A Spoonful of Sucralose


Splenda has been challenged in court for saying that its artificial sweetener is — to quote the ad line — “made from sugar so it tastes like sugar”. At issue is the fact that key molecules have been changed in deriving sucralose from sucrose, with no actual sugar in the result, and that the majority of Splenda is filler supplementing the sucralose.

Tom Hanks as waving, smiling Walt Disney and Emma Thompson as stolid, unimpressed P.L. Travers at Disneyland
Photo: François Duhamel for Walt Disney Pictures © 2013.

Or something. You can go look it up if you want. My point is that Saving Mr.
Banks
, Walt Disney Pictures’ current release about the difficult adaptation of P.L. Travers’ Mary Poppins books into the eventual classic Disney movie, has roughly the same relationship to the truth as Splenda does to sugar.

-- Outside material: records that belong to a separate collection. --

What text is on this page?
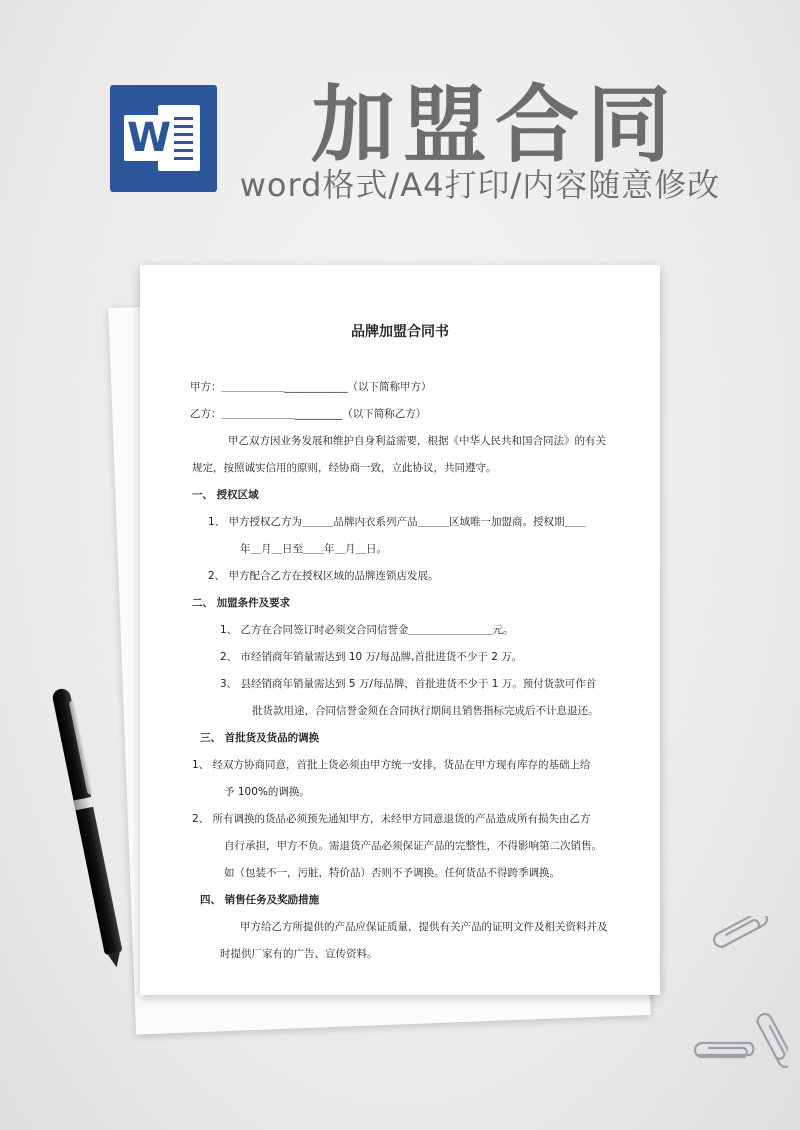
W 加盟合同
word格式/A4打印/内容随意修改
品牌加盟合同书
甲方：＿＿＿＿＿＿____________（以下简称甲方）
乙方：＿＿＿＿＿＿＿_________（以下简称乙方）
甲乙双方因业务发展和维护自身利益需要，根据《中华人民共和国合同法》的有关
规定，按照诚实信用的原则，经协商一致，立此协议，共同遵守。
一、 授权区域
1、 甲方授权乙方为＿＿＿品牌内衣系列产品＿＿＿区域唯一加盟商。授权期＿＿
年＿月＿日至＿＿年＿月＿日。
2、 甲方配合乙方在授权区域的品牌连锁店发展。
二、 加盟条件及要求
1、 乙方在合同签订时必须交合同信誉金＿＿＿＿＿＿＿＿元。
2、 市经销商年销量需达到 10 万/每品牌,首批进货不少于 2 万。
3、 县经销商年销量需达到 5 万/每品牌，首批进货不少于 1 万。预付货款可作首
批货款用途，合同信誉金须在合同执行期间且销售指标完成后不计息退还。
三、 首批货及货品的调换
1、 经双方协商同意，首批上货必须由甲方统一安排，货品在甲方现有库存的基础上给
予 100%的调换。
2、 所有调换的货品必须预先通知甲方，未经甲方同意退货的产品造成所有损失由乙方
自行承担，甲方不负。需退货产品必须保证产品的完整性，不得影响第二次销售。
如（包装不一，污脏，特价品）否则不予调换。任何货品不得跨季调换。
四、 销售任务及奖励措施
甲方给乙方所提供的产品应保证质量，提供有关产品的证明文件及相关资料并及
时提供厂家有的广告、宣传资料。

I did enjoy much of the film. Emma Thompson is, not surprisingly, quite good as the intransigent author, born Helen Goff. Tom Hanks is, not surprisingly, Tom Hanks as Walt Disney himself.

The question: How close is their interaction onscreen to what really transpired?

Richard Sherman, the legendary songwriter who crafted the musical numbers in Mary Poppins with his brother Robert, is still among us at 85 and reportedly did not care for Travers. He is said to have liked the new film; ditto Jim Korkis, animation historian and Disney expert, despite the significant departures from actual fact recently discussed in various forums — including on YouTube by noted curmudgeon, media critic, and speculative-fiction author Harlan Ellison.

Jason Schwartzman and B.J. Novak are fun as the Sherman Brothers, whom I’ve read
a bit about over the years. Annie Rose Buckley, who plays the young Helen Lyndon Goff — rechristened Pamela Lyndon Travers under her own authority in adulthood, known as “Ginty” to her dad — is going to be a star. Neither those performances, however, nor Thompson’s valiant effort at making an unlikeable character sympathetic as both hero and villain in a way, are enough to overcome the reality that Saving Mr. Banks is a fantasy.

Spoilers are coming.

I understand that biopics and their ilk have to, you know, make stuff up. Dialogue
must be invented for scenes that were not recorded or witnessed by those interpreting them, characters anonymized or composited for legal and/or dramatic purposes, the messy nature of life hewn into a narrative arc compressed into a couple of hours’ run time. But there’s making stuff up and there’s making stuff up. Two of Banks’ most important scenes, in which we see Disney escorting Travers during a trip to Disneyland and paying a surprise visit to her London home to make an impassioned plea for the movie rights to Poppins, never happened. While I’m well disposed to the sentiment of a good story merely needing to feel true, for me those fabrications are too much to reconcile, and since Banks’ story only has meaning insofar as it’s based on historical events, well, I can’t recommend the film or even fail to regret having watched it myself.